I'd suggest to wait for flowers, or to look again if there are flowering plants at the pond.


----------



## tonnakpil (Jul 29, 2013)

miremonster said:


> Interesting; was it possibly planted at the pond, or could it be a natural occurrence? Which country?
> I'd suggest to wait for flowers, or to look again if there are flowering plants at the pond.


Hi Miremonster,

Danke. Looks like it has been planted in the pond. Its a rather bushy plant, about two feet in height above the water. These particular leaves (largest) are about 3 inches in length. After 2 days of planting it in soil, it seems to be doing well.

I'm from the Philippines.

I'll try to get a photo of the mother plant if I get the chance.


----------



## miremonster (Mar 26, 2006)

Hi tonnakpil,
ok, thx; so it might also be something not native to the Philippines. It looks like a Hygrophila but IMO other genera can't be excluded; flowers would be most telling.
Hygrophila corymbosa (native to i.a. the Philippines), to which the plants known as H. stricta belong, can be recognized by its branched inflorescences in the leaf axils: http://www.aquarticles.com/images/Dunaway flowers/D_Hygrophila corymbosa v. 'Stricta'.jpg


----------



## tonnakpil (Jul 29, 2013)

Hi Miremonster,

It the stem doesn't look like the one in your photo. I couldn't see any flowers on the main plant, yet. (might not be season) 

Further research has pointed me towards Nomaphila stricta (Giant Hygrophila). I asked for a few more cuttings and planted it emersed. Once established, I think I'll set up a new tank and let this grow out of the water. Thinking of creating a pond in the garden as well, surely this will be part of the plant list. 

Thanks so much.


----------



## Cavan Allen (Jul 22, 2004)

The currently accepted name of the plant you mention is _Hygrophila corymbosa_; there are no plants currently called _Nomaphila_.

Some photos when the plant flowers would be most helpful.


----------



## tonnakpil (Jul 29, 2013)

Cavan Allen said:


> The currently accepted name of the plant you mention is _Hygrophila corymbosa_; there are no plants currently called _Nomaphila_.
> 
> Some photos when the plant flowers would be most helpful.


Thanks for the correction, Caven. I'll try to snap some photos if I see flowers. If it's of any help, the emersed stems of the plant I got the cuttings from are woody. The leaves of the plant are quite long as well.


----------



## tonnakpil (Jul 29, 2013)

Here's a new photo of the main plant.

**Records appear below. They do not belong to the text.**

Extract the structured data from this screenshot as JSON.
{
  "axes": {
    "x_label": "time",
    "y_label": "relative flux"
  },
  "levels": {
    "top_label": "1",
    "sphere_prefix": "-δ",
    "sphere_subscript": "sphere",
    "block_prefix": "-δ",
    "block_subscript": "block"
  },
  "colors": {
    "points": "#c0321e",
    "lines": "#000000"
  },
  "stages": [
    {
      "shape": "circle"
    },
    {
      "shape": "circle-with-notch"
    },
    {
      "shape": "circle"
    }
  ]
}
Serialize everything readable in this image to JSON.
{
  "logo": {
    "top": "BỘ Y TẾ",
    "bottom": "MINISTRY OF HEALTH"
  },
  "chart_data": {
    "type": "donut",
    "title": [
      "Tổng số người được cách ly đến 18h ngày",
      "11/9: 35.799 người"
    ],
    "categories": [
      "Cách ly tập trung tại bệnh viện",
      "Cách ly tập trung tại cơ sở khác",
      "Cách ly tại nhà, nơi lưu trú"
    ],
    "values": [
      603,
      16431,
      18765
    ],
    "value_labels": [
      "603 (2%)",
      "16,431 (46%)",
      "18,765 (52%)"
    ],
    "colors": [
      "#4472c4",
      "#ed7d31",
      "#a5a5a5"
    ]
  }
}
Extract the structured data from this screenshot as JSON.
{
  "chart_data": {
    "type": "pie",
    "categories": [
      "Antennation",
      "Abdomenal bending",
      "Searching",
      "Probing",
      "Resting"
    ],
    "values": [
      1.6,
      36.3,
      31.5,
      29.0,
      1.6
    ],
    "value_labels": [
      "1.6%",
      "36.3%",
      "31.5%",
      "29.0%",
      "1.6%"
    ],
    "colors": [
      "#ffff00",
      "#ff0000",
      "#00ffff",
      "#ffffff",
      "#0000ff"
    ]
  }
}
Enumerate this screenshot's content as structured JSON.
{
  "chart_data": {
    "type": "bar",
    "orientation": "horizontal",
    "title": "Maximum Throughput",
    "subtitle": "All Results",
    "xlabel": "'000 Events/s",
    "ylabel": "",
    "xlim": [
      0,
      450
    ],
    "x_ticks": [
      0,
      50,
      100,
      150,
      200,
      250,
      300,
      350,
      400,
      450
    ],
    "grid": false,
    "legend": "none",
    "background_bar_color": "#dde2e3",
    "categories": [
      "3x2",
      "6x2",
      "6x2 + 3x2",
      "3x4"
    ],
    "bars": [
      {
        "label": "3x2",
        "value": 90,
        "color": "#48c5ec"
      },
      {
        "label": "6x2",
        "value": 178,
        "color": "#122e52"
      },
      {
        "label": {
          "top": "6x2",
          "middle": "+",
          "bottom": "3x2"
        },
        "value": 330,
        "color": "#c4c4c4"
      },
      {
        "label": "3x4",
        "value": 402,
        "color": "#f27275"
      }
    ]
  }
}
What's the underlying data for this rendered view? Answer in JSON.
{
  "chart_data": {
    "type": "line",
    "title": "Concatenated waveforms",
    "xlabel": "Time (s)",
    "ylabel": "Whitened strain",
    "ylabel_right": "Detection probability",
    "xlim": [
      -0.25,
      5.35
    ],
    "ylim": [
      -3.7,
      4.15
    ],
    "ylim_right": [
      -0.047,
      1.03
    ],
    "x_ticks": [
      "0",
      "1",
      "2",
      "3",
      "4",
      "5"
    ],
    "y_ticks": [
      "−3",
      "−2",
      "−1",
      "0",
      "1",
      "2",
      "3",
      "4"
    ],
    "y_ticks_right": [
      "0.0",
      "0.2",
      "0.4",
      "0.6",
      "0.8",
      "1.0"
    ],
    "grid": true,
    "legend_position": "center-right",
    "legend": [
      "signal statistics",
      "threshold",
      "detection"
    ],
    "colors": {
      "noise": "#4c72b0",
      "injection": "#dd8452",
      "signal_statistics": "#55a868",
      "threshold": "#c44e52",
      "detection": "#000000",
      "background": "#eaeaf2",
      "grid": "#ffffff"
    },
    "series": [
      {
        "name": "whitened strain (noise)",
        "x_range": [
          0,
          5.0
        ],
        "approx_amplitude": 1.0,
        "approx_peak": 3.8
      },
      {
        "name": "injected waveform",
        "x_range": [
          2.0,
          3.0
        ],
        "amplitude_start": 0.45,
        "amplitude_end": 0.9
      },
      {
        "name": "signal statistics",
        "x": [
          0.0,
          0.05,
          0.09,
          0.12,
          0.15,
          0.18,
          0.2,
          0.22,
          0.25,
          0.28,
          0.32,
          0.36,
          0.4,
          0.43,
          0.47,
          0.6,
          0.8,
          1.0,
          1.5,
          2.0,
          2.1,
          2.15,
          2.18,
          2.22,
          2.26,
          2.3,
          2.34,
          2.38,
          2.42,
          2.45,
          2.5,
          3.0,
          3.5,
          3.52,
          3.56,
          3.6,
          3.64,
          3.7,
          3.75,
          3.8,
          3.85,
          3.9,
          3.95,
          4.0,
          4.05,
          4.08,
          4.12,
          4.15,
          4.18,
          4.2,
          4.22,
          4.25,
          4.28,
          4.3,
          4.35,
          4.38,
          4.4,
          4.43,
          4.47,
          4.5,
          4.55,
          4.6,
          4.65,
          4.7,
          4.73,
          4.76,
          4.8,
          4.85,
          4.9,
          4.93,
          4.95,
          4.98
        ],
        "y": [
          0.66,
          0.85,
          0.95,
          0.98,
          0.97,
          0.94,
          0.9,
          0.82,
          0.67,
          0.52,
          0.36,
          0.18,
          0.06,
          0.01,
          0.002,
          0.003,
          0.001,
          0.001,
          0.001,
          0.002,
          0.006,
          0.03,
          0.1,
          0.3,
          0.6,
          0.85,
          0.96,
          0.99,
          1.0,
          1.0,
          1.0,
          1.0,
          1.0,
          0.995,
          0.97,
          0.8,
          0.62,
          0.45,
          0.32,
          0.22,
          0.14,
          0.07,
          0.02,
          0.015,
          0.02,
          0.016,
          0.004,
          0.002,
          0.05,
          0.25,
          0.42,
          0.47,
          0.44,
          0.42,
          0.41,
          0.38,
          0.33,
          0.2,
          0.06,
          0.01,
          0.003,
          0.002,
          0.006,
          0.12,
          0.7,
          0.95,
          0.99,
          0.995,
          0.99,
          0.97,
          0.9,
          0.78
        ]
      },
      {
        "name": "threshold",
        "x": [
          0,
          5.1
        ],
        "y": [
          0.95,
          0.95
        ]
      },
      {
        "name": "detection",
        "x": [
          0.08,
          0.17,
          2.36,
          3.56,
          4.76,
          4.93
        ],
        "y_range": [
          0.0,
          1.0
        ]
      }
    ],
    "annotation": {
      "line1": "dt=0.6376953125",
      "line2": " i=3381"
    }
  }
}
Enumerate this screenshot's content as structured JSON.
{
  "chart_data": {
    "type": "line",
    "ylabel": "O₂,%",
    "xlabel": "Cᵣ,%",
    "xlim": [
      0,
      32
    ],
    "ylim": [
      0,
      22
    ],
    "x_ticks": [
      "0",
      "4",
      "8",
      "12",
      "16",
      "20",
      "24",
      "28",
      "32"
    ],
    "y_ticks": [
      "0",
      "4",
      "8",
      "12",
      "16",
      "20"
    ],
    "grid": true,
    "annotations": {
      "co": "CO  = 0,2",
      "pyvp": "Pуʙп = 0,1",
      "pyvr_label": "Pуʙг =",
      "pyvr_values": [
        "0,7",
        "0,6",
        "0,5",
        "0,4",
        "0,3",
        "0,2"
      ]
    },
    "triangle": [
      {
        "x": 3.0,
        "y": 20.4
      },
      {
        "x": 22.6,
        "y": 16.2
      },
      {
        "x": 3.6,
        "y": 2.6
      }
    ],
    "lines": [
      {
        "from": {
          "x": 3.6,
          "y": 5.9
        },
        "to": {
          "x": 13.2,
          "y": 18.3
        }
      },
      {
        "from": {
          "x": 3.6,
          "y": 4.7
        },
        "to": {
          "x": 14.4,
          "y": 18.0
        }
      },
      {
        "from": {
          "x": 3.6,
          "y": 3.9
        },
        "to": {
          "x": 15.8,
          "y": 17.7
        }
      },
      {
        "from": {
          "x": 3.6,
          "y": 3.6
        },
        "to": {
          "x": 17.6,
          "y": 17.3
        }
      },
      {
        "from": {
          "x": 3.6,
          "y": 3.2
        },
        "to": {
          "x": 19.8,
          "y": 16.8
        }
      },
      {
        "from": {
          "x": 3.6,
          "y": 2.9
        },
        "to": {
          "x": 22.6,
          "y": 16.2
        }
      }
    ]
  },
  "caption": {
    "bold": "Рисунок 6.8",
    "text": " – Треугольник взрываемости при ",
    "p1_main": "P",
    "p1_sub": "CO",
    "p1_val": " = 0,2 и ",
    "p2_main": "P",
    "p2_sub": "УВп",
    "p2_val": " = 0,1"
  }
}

The tall bushy stems have been cut short already.


----------



## miremonster (Mar 26, 2006)

Looks indeed like some sort of H. corymbosa, nevertheless flowers will confirm that. The cutting may hamper the flowering in the school pond, but you can surely expect flowers on your plants at home when they get large.

It seems that the name "Hygrophila stricta" is used in the water plant trade for different Hygrophila corymbosa forms, depending on the provider. AFAIK, broad-leaved H. corymbosa is traditionally called "H. stricta", as the H. corymbosa "Stricta" in the plant finder: http://www.aquaticplantcentral.com/forumapc/plantfinder/details.php?id=238

A Hygrophila corymbosa form with narrower, rather lanceolate leaves is known as H. siamensis resp. H. corymbosa "Siamensis": http://www.aquaticplantcentral.com/forumapc/plantfinder/details.php?id=226 It seems to me that your plant is similar to that Hygro.

But "siamensis"-like plants are occasionally (and erroneously) also called "H. stricta", e.g. here: http://www.aquaryus.com/plantes-aquarium/hygrophila-stricta.html


----------